When the focus of cold was clearly demarcated, then extreme heating, in the form of powerful ‘counter-irritation’, cayenne or mustard plasters, blistering croton oil or formic acid or stinging nettles, might be applied topically, with sometimes dramatic beneficial effects.

Heat in modern terms equates also to circulation: a rationale that includes improved tissue perfusion, oxygenation and metabolite removal can easily be made. A modern phytotherapist might avoid the more drastic topical heating agents and may have less need to manage fevers, but could still consider the role of heating agents in a prescription if these were indicated.

The major caution in modern times is that many patients are also debilitated, at least from the perspective of earlier, more robust times. Heating agents do not heat directly, but instead stimulate increased thermogenesis and circulatory activity. They thus require reserves of energy in the body. Someone weakened by chronic ill health may suffer if stimulated in this way. An assessment of vital reserves is essential in such treatment.
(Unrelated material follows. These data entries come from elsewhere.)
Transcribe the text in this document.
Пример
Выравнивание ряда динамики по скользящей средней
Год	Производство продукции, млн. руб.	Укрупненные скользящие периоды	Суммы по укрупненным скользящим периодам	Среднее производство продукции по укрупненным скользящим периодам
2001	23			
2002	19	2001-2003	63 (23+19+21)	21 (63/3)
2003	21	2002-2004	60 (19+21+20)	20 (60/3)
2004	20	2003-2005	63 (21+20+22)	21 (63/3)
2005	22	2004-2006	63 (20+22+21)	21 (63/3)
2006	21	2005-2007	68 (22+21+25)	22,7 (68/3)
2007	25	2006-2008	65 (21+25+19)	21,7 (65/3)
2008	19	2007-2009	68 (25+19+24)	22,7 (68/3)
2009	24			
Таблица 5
Cooling: stimulating digestion

Whereas heating was clearly ‘on the side of the angels’ in traditional healthcare, cooling was altogether a more thoughtful matter. It is, after all, perfectly possible to have hot spicy foods at every mealtime (especially in the tropics where they prompt gastric defences against enteric infections) but, with a few notable exceptions, cooling was confined to therapeutics. Cooling meant reducing vitality. The ultimate cold was death. In their simple restatement of fundamental principles, Samuel Thomson and his followers denied any prospect of cooling in healthcare and even saw something diabolical in it. Nevertheless, more considered views throughout history recognised that one can have too much, or inappropriate, heat. The obvious examples were hyperpyrexia in fevers, inflammatory diseases, hypersensitivity or allergic reactions, nervous agitation and, above all, pain. The respective treatments, febrifuges, anti-inflammatories, antiallergic remedies, sedatives, hypnotics (and narcotics) and analgesics, would all be classified as cooling in these terms. Indeed, some of the eliminatory treatments often applied for these purposes, especially the laxatives and cholagogues, were also seen as cooling. Reference to the Galenic classification (pp. 4–5) will put all this into context.

The classification of sedatives is illuminating. In former times, neurosis and anxiety, irritability and tension were aspects of heat. Children were hotter than adults and there was progressive constitutional cooling with age. Psychological explanations were not prominent and no one was told ‘it is all in the mind’. The Cartesian body–mind split had not occurred.

Clearly there was more likely to be care in prescription of cooling remedies. Although many popular treatments existed, it was more likely that professional expertise would be called for, especially in the treatment of severe pains and inflammations. Almost everything now prescribed by modern doctors would have been classified as cooling.

There was one striking exception to the cautions linking cooling to reduced vitality. As referred to in the Galenic classification, the gentlest category of cooling remedy (those ‘cold in the first degree’) did ‘qualify the heat of the stomach and cause digestion’. Digestion was widely seen as a cooling activity, marked of course by a shift of blood flow from the periphery to the core (so that excessive exercise after a big meal can lead to cramps).